Je pense que l'on doit aller dans chacun de nos pays européens vers une telle interdiction et, de ce point de vue, le projet de recommandation de Tom Cox aurait pu aller plus loin encore qu'il ne le fait. Tom Cox a souhaité affirmer des objectifs réalisables et je crois que c'est la sagesse.

Aux pays qui mettent en avant l'aspect économique du problème posé, je pense que nous devons rappeler que la santé des travailleurs ne peut passer après des intérêts économiques.

Certes, tout ne peut, sur ce plan, se régler en quelques mois, mais nous devons d'abord affirmer clairement les objectifs que nous poursuivons pour défendre les droits de l'homme, y compris sur le plan social, puis nous examinerons les moyens qu'il nous faudra collectivement mettre en oeuvre au niveau de l'ensemble de la communauté que nous formons pour nous aider mutuellement à atteindre nos objectifs.

Le rapport de Tom Cox fixe ces objectifs et trace ces moyens. Il mérite d'être largement approuvé. "

Sur le projet de recommandation, Mme Kulbaka (Fédération de Russie) intervient pour un rappel au règlement " considérant que la Commission a rejeté sans débat les trente amendements de la délégation russe, réitère sa demande de renvoi en commission. Cela permettrait un réexamen attentif, tant des données scientifiques que des éléments fournis par la Russie ".

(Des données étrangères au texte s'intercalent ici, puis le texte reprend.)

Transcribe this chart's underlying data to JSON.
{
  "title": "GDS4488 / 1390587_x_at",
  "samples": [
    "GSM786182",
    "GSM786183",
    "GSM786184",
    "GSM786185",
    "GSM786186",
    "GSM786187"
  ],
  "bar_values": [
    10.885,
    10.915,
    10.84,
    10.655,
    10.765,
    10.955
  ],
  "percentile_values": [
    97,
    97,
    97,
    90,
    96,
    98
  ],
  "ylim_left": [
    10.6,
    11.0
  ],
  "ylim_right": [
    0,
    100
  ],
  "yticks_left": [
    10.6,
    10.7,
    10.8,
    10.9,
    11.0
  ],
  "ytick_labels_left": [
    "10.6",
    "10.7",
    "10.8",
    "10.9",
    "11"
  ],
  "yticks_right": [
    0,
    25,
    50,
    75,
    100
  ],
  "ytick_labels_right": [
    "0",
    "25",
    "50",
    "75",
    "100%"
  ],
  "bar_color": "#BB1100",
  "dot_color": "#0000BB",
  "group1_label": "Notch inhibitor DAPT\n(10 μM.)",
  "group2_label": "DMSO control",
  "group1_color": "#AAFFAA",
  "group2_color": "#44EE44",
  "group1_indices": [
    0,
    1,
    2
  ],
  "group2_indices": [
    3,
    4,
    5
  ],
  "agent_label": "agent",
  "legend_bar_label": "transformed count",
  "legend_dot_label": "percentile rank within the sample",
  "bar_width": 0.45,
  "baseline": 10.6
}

Après avis de la Commission des questions sociales, de la santé et de la famille exprimé par son rapporteur, M. Thomas Cox, l'Assemblée rejette la demande de renvoi en commission.

Puis au cours de la discussion des amendements déposés par la Fédération de Russie, alors que celle-ci souhaite retenir la rédaction suivante d'un paragraphe du projet de recommandation :

" l'Assemblée a pris connaissance de la situation dans certains Etats membres du Conseil de l'Europe concernant l'utilisation de l'amiante... ",

considérant qu'il n'a pas été tenu compte de l'expérience de la Russie qui fait pourtant partie du Conseil de l'Europe,

M. Jean BRIANE, député (UDF) , intervient de la façon suivante, contre l'amendement :

" Tout a été dit sur les dangers de l'amiante ! Au Conseil de l'Europe, il ne peut pas y avoir deux poids, deux mesures. Nos collègues russes doivent accepter cette évidence ".

Rejeté par la Commission, l'amendement n'est pas adopté par l'Assemblée.

Au terme du débat, la recommandation 1369 figurant dans le rapport 8015 est adoptée, modifiée.